The best (or worst) was saved for last. The whole evening we’d been told that we were going to eat wasabi meshi (wasabi and rice - pictured above and deceptive in appearance) with enough kick to it that tears were guaranteed (like this was a good thing). The time came. As did the rice, which looked innocuous enough. Then the wasabi - great lumps of the stuff (white, again from Hokkaido). Then plastic containers of shredded nori (dry seaweed) and soy sauce.
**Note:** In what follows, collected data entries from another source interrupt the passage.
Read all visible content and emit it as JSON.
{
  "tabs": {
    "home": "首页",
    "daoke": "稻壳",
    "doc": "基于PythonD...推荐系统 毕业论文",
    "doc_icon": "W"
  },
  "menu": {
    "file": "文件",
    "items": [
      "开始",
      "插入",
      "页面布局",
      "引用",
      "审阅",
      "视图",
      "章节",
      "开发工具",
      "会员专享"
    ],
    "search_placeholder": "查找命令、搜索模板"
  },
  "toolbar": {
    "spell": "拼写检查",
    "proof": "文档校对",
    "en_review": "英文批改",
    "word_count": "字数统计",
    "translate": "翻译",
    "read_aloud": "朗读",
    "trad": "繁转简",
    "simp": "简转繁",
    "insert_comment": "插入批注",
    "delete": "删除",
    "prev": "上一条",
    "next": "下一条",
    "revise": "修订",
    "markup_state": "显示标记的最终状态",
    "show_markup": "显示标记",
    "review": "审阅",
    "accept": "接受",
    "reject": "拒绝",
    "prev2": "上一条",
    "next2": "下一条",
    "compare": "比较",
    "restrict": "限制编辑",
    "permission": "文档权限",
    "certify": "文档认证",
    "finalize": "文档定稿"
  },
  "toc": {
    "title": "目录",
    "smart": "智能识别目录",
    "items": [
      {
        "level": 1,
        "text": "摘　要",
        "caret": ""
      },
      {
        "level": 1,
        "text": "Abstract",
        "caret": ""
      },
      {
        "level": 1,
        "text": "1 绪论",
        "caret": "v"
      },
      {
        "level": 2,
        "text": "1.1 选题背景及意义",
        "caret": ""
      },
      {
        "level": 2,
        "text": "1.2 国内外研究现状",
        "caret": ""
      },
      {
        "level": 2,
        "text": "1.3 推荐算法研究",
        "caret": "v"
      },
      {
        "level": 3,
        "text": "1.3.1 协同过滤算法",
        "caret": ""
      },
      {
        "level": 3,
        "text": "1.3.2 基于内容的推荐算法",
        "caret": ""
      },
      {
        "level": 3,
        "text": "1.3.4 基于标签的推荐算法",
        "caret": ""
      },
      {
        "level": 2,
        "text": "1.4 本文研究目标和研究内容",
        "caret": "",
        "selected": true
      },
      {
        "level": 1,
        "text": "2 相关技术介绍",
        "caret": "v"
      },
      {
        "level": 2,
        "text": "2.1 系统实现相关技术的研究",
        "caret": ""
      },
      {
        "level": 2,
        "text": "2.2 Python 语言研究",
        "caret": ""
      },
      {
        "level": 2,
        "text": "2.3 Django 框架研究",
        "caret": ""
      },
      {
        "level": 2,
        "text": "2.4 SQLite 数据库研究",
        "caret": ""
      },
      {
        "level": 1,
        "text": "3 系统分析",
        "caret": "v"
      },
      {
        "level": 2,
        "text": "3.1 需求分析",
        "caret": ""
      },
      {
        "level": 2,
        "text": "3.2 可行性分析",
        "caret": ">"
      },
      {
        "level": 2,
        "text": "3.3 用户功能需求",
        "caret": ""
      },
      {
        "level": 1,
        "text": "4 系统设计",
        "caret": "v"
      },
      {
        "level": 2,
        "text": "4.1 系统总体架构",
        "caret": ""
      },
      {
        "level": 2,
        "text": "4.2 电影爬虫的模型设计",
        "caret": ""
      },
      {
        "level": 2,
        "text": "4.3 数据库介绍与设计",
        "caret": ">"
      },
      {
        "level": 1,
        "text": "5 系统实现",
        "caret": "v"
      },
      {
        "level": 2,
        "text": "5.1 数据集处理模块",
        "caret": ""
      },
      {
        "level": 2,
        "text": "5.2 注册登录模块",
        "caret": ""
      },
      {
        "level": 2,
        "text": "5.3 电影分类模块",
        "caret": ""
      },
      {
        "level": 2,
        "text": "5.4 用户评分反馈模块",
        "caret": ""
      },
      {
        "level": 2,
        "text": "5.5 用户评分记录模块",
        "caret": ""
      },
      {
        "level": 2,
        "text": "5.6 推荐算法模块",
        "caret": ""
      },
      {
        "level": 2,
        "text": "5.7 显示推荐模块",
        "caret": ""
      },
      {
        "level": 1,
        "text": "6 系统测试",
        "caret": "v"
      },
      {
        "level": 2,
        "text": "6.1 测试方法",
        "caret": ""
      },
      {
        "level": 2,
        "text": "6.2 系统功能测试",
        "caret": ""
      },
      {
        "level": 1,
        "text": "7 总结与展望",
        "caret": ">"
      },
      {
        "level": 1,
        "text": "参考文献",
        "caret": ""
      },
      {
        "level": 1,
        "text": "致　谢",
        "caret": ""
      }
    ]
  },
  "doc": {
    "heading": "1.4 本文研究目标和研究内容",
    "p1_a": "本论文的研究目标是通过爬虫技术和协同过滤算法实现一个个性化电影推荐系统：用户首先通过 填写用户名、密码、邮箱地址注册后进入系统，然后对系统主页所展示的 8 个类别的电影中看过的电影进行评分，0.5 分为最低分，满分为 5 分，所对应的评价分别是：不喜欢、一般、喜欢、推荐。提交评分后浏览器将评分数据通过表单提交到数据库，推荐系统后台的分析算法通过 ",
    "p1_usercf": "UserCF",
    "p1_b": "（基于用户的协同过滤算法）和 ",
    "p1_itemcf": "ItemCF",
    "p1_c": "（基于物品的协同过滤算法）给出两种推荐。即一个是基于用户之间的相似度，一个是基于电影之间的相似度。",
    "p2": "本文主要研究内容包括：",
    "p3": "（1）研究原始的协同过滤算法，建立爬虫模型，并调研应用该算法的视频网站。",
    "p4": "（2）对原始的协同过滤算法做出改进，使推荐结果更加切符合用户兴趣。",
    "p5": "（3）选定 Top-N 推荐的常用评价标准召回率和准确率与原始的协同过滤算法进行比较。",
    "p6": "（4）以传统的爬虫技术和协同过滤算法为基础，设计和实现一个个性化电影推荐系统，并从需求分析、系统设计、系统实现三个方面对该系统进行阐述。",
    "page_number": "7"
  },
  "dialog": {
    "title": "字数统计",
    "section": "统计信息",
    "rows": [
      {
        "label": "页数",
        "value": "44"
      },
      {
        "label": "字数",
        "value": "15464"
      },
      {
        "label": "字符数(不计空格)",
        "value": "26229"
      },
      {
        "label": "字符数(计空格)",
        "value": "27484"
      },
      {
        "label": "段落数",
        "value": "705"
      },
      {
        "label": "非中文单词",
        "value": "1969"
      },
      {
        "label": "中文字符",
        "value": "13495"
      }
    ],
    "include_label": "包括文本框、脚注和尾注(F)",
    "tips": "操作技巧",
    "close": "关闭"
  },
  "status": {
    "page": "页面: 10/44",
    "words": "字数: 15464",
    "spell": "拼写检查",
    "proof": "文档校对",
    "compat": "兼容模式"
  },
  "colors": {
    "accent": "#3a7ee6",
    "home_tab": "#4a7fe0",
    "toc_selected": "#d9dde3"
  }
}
The deal was to mix the wasabi in with the rice, then apply the sauce and nori, and get it down you within five minutes of serving, lest it lose its potency.
Now, in my early days in Japan I played drinking games with friends, the “punishment” of which was to down lumps of wasabi (as well as some booze, of course) so I fancied myself somewhat hardened. I’m emphatically not. And nor were the rest of the crew by the looks of them weeping. The first bites into this wasabi meshi and you had a brief moment of panic that this is going to end in a hospital. After that, it’s not so bad and as much as there were tears there was also a lot of laughs. In fact, it felt kind of cleansing in a way. I can’t say I’d recommend this as a regular thing (and I hear the wasabi is even stronger in winter) but if you’re into the sight of grown men crying over their dinner, then wasabi meshi might be for you.
Any Japanese dishes made you cry lately?
The other dishes ...
Tonight's izakaya was つず久 (Tsuzuku) the nearest station to which is Ushigome-yanagicho (Toei Oedo Line)
Sounds like quite an evening! What an interesting place to find. I love those hole-in-the-wall places. Thank you for sharing your wasabi catharsis. I can't say I'll be giving it a try, but it does sound quite interesting.
i thought for a second that the other dishes made you cry too....like the raw pumpkin.
@JTsuzuki Yea, I did question the point of it myself and am unlikely to be tucking into it again anytime soon. Nice izakaya though and the other dishes were good.
@edthethe Ha ha! Yes, the raw pumpkin was particularly upsetting!! In truth though, that was a bit of a hit. Works well with the salt in particular.